I'm working though this procedure to upgrade Ambari from 2.1.1 to 2.2.0 before I start an HDP upgrade from 2.3.0 to 2.3.4:
It says to run the service checks on installed components first. They all passed except the Hive check and I get this access error:
FAILED: Execution Error, return code 1 from org.apache.hadoop.hive.ql.exec.DDLTask. MetaException(message:java.security.AccessControlException: Permission denied: user=ambari-qa, access=WRITE, inode="/apps/hive/warehouse":hive:hdfs:drwxr-xr-x at org.apache.hadoop.hdfs.server.namenode.FSPermissionChecker.check(FSPermissionChecker.java:319) at org.apache.hadoop.hdfs.server.namenode.FSPermissionChecker.checkPermission(FSPermissionChecker.java:219)
/apps/hive/warehouse user:group is to hive:hdfs. The ambari-qa user that is used when running the service checks on the node where Ambari is saying the checks are being run is ambari-qa:hadoop:
[jupstats@vmwhadnfs01 hive]$ id ambari-qa uid=1001(ambari-qa) gid=501(hadoop) groups=501(hadoop),100(users)
So, ambari-qa is a member of the hadoop group but that group has no write permission to hive managed tables which are owned by hive and allowed read access to only hdfs users. I'm not sure what Ambari service check is trying to do by it is clearly trying to write something in that managed table space.
As I understand it, the hadoop superuser is the user that starts the namenode, user "hdfs" in my case. So, my questions are:
1. Should "hdfs" really be the group for /apps/hive/warehouse or would it be better to have that be the "hadoop" group?
2. What are the best practice recommendations for the user:group permissions on /apps/hive/warehouse? For example, I have some Java and Python apps that run every 30 minutes to ingest data into hive management and external tables. Those processes run as a service user "jupstats" and group "ingest". My /apps/hive/warehouse/jupstats.db directory is where the managed tables lives and that directory is set to jupstats:ingest to restrict access appropriately. This seems right to me. Do you experts agree? Same for the directories where I also write some HDFS data that is accessed by external Hive tables. Those files are owned as jupstats:ingest.
3. I think I am generally lacking knowledge in how to best setup up access to various Hive tables that are eventually going to need to be accessed by various users. My thought was that all my jupstats.db tables, which are read only by group ingest, will be made made readable by these users by adding those users to the "ingest" group. Does that approach seem reasonable?
4. This still leaves me with the question of how to I setup Hive so that this Ambari service check can pass? Should I add ambari-qa to the "hdfs" group? That feels wrong and dangerous in that it is like adding ambari-qa to a root-like account since user "hdfs" is the hadoop superuser and can wack a lot of stuff.

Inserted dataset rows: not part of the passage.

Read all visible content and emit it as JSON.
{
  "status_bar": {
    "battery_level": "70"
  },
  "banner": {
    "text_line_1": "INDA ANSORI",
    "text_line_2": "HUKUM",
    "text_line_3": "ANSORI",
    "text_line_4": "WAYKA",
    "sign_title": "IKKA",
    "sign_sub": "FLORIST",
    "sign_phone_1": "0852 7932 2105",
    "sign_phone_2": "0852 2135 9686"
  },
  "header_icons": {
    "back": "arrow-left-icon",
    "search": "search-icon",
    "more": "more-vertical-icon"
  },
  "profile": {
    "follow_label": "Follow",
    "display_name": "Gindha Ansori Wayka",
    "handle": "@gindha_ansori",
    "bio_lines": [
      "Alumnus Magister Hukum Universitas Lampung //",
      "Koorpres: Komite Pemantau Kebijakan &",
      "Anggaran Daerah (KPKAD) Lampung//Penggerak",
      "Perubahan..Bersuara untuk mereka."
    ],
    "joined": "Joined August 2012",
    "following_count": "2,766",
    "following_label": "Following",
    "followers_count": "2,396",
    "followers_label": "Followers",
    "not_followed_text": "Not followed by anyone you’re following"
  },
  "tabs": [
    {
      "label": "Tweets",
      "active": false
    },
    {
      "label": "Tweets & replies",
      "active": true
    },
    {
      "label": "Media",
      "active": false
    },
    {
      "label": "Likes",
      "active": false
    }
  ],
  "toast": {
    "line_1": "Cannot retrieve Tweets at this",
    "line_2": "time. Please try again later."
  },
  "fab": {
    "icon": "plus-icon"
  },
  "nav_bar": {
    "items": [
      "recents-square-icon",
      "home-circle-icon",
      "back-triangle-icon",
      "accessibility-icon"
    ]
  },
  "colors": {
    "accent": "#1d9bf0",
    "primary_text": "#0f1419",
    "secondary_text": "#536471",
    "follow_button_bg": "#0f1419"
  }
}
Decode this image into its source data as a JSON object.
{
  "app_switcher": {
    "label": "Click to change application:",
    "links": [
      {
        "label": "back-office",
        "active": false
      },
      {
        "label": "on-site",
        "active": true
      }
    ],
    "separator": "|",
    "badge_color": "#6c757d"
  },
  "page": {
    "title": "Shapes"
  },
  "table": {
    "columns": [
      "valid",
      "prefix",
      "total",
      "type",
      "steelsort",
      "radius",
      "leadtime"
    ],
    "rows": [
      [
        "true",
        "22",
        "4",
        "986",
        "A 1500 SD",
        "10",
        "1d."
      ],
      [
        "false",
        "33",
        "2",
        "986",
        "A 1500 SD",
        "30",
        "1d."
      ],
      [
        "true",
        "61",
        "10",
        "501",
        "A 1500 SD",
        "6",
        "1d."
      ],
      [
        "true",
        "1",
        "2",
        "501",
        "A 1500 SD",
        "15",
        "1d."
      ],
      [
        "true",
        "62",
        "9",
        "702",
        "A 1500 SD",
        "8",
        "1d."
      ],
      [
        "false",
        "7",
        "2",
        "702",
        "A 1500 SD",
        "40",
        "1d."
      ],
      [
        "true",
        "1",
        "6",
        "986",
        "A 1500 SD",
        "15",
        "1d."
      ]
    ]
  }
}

Thanks for any help/tips on this...
My installation differs from that links instructions but I did not change these from what the base install of HDP created. Why the discrepancy?
For "/apps/hive", your link says: hdfs dfs -chown -R $HIVE_USER:$HDFS_USER /apps/hive hdfs dfs -chmod -R 775 /apps/hive My setup is: drwxr-xr-x 3 hdfs hdfs 96 Sep 30 15:09 hive For "/tmp/hive", your link says: hdfs dfs -chmod -R 777 /tmp/hive My setup is: drwx-wx-wx 11 ambari-qa hdfs 352 Jan 15 22:13 hive
Ambari may be running some shell script to check if Hive service is running. Can you tell which shell scrip is running from the stack trace? Also can you run 'create table' and 'drop table' via Hive CLI? If you can, the error you are facing might be due to a bug in that shell script that Ambari is running.
Interestingly, I just upgraded Ambari from 2.1 to 2.2 as part of my upgrade plans and the Hive service check now passes. The stack trace does show Ambari running various command scripts that implement this check.